Die Deutschen sind ein trinkfestes Volk. Im Land der Dichter und Denker gilt Alkoholkonsum als berauschendes Mittel gegen schlechte Stimmung und kreativen Stau. "Es ist ein Brauch seit alters her: Wer Sorgen hat, hat auch Likör", lautet ein süffiger Reim von Wilhelm Busch, "Rotwein ist für alte Knaben / eine von den besten Gaben" ein anderer. Und der Weimarer Geheimrat Goethe schenkt gleich noch einen nach: "Solange man nüchtern ist, gefällt das Schlechte", heißt es beim Dichterfürsten. "Wenn man getrunken hat, weiß man das Rechte."

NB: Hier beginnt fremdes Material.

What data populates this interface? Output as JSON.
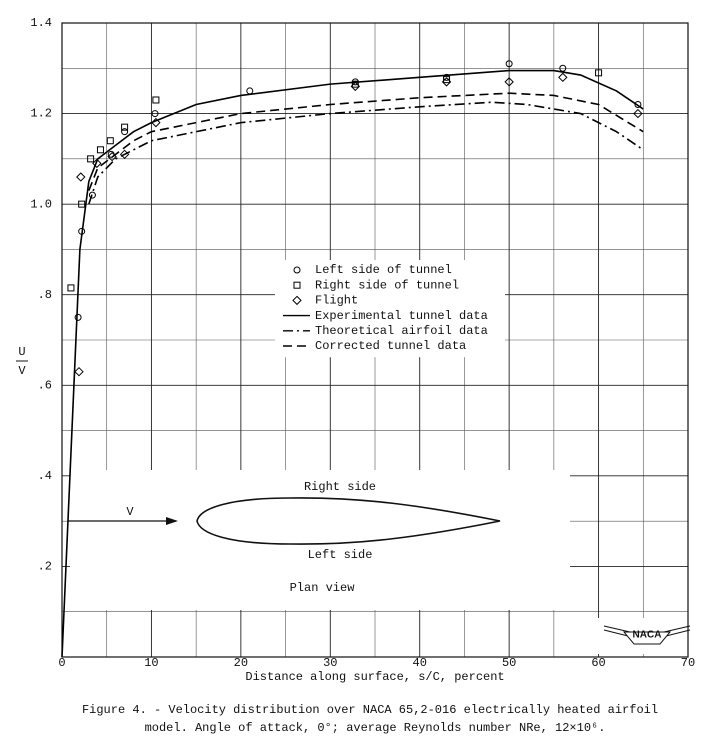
{
  "chart_data": {
    "type": "line",
    "ylabel": {
      "numerator": "U",
      "denominator": "V"
    },
    "xlabel": "Distance along surface, s/C, percent",
    "caption": [
      "Figure 4. - Velocity distribution over NACA 65,2-016 electrically heated airfoil",
      "model. Angle of attack, 0°; average Reynolds number NRe, 12×10⁶."
    ],
    "annotations": [
      "Right side",
      "Left side",
      "Plan view",
      "V"
    ],
    "logo": "NACA",
    "xlim": [
      0,
      70
    ],
    "xticks": [
      0,
      10,
      20,
      30,
      40,
      50,
      60,
      70
    ],
    "ylim": [
      0,
      1.4
    ],
    "yticks": [
      {
        "value": 0.2,
        "label": ".2"
      },
      {
        "value": 0.4,
        "label": ".4"
      },
      {
        "value": 0.6,
        "label": ".6"
      },
      {
        "value": 0.8,
        "label": ".8"
      },
      {
        "value": 1,
        "label": "1.0"
      },
      1.2,
      1.4
    ],
    "grid": true,
    "legend": "center",
    "series": [
      {
        "name": "Left side of tunnel",
        "color": "#000",
        "mode": "markers",
        "marker": "circle",
        "x": [
          1.8,
          2.2,
          3.4,
          5.5,
          7,
          10.4,
          21,
          32.8,
          43,
          50,
          56,
          64.4
        ],
        "values": [
          0.75,
          0.94,
          1.02,
          1.11,
          1.16,
          1.2,
          1.25,
          1.27,
          1.28,
          1.31,
          1.3,
          1.22
        ]
      },
      {
        "name": "Right side of tunnel",
        "color": "#000",
        "mode": "markers",
        "marker": "square",
        "x": [
          1,
          2.2,
          3.2,
          4.3,
          5.4,
          7,
          10.5,
          32.8,
          43,
          60
        ],
        "values": [
          0.815,
          1.0,
          1.1,
          1.12,
          1.14,
          1.17,
          1.23,
          1.265,
          1.275,
          1.29
        ]
      },
      {
        "name": "Flight",
        "color": "#000",
        "mode": "markers",
        "marker": "diamond",
        "x": [
          1.9,
          2.1,
          3.9,
          5.6,
          7,
          10.5,
          32.8,
          43,
          50,
          56,
          64.4
        ],
        "values": [
          0.63,
          1.06,
          1.09,
          1.105,
          1.11,
          1.18,
          1.26,
          1.27,
          1.27,
          1.28,
          1.2
        ]
      },
      {
        "name": "Experimental tunnel data",
        "color": "#000",
        "mode": "line",
        "dash": "solid",
        "x": [
          0,
          1,
          2,
          3,
          4,
          6,
          8,
          10,
          15,
          20,
          30,
          40,
          50,
          55,
          58,
          62,
          65
        ],
        "values": [
          0,
          0.45,
          0.9,
          1.05,
          1.1,
          1.13,
          1.16,
          1.18,
          1.22,
          1.24,
          1.265,
          1.28,
          1.295,
          1.295,
          1.285,
          1.25,
          1.21
        ]
      },
      {
        "name": "Theoretical airfoil data",
        "color": "#000",
        "mode": "line",
        "dash": "dashdot",
        "x": [
          3,
          4,
          6,
          8,
          10,
          20,
          30,
          40,
          48,
          52,
          58,
          62,
          65
        ],
        "values": [
          1.0,
          1.06,
          1.1,
          1.12,
          1.14,
          1.18,
          1.2,
          1.215,
          1.225,
          1.22,
          1.2,
          1.16,
          1.12
        ]
      },
      {
        "name": "Corrected tunnel data",
        "color": "#000",
        "mode": "line",
        "dash": "dash",
        "x": [
          3,
          4,
          6,
          8,
          10,
          20,
          30,
          40,
          50,
          55,
          60,
          65
        ],
        "values": [
          1.03,
          1.08,
          1.11,
          1.14,
          1.16,
          1.2,
          1.22,
          1.235,
          1.245,
          1.24,
          1.22,
          1.16
        ]
      }
    ]
  }
}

Aber im Geist des Weines, des Bieres und des Alkopops steckt oft der Teufel. Übermäßiger Alkoholkonsum kann süchtig machen. Er führt nicht zu dichterischen Höhenflügen, sondern zu körperlichem und geistigem Verfall. Die Weltgesundheitsorganisation der Vereinten Nationen (WHO) zieht deshalb die Reißleine. Sie definiert Alkoholismus 1952 offiziell als Krankheit. Alkoholkranke sind "exzessive Trinker, deren Abhängigkeit vom Alkohol einen solchen Grad erreicht, dass sie deutliche geistige und körperliche Störungen oder Konflikte in ihren mitmenschlichen Beziehungen, ihren sozialen und wirtschaftlichen Funktionen aufweisen, oder sie zeigen Vorstadien einer solchen Entwicklung", definiert die WHO. "Daher brauchen sie Behandlung". Am 18. Juni 1968 zieht das Bundessozialgericht nach. Seither können sich Alkoholkranke in Deutschland für ihre Entziehungskur in ambulante oder stationäre Behandlung begeben. Die Kosten der Therapie übernimmt die Kranken- oder Rentenversicherung.

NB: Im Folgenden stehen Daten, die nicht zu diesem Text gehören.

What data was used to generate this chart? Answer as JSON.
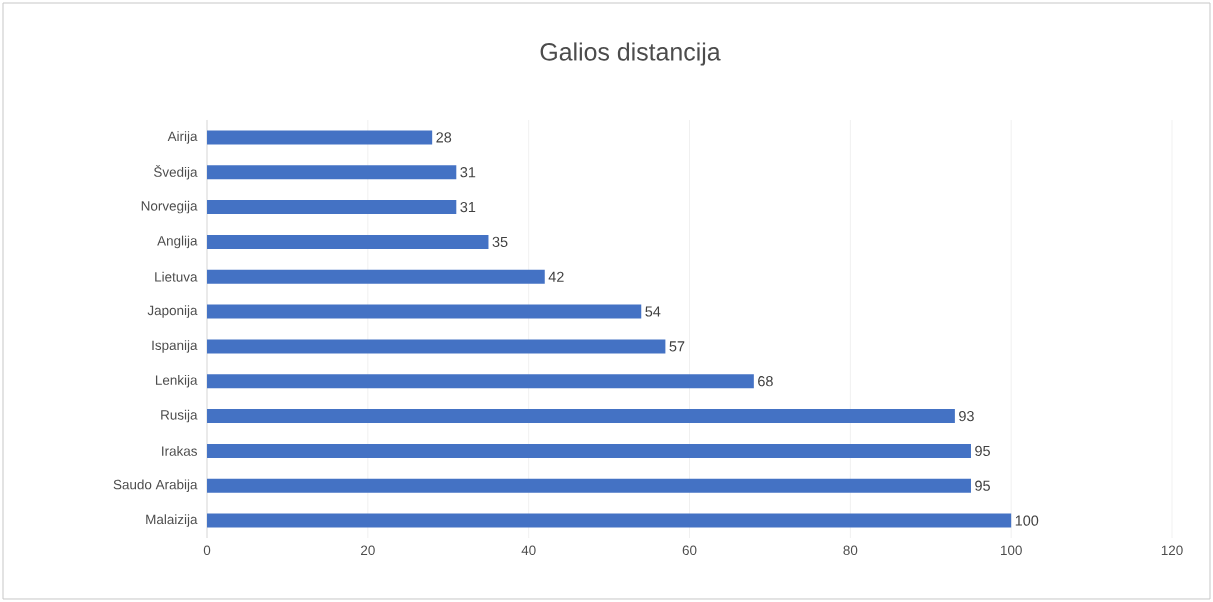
{
  "chart_data": {
    "type": "bar",
    "orientation": "horizontal",
    "title": "Galios distancija",
    "categories": [
      "Airija",
      "Švedija",
      "Norvegija",
      "Anglija",
      "Lietuva",
      "Japonija",
      "Ispanija",
      "Lenkija",
      "Rusija",
      "Irakas",
      "Saudo Arabija",
      "Malaizija"
    ],
    "values": [
      28,
      31,
      31,
      35,
      42,
      54,
      57,
      68,
      93,
      95,
      95,
      100
    ],
    "color": "#4472c4",
    "xlim": [
      0,
      120
    ],
    "xticks": [
      0,
      20,
      40,
      60,
      80,
      100,
      120
    ],
    "grid": "x",
    "data_labels": true
  }
}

Trotzdem gilt der übermäßige Genuss von Alkohol vor allem unter Jugendlichen hierzulande immer noch als Kavaliersdelikt. Das "Komasaufen" ist ein beliebter Freizeitspaß. 2007 landen knapp 20.000 Jugendliche mit Alkoholvergiftung im Krankenhaus. In Deutschland konsumieren Schätzungen zufolge über 11 Millionen Menschen Alkohol auf problematischem Niveau, bis zu 1,5 Millionen Bundesbürger gelten als abhängig. Vielleicht sollte sich das Volk der Dichter und Denker statt an Wilhelm Busch und Goethe lieber an Martin Luther orientieren. Der hatte bereits im 15. Jahrhundert geschrieben: "Es ist leider gantz Deutschland mit dem Sauffen Laster geplagt".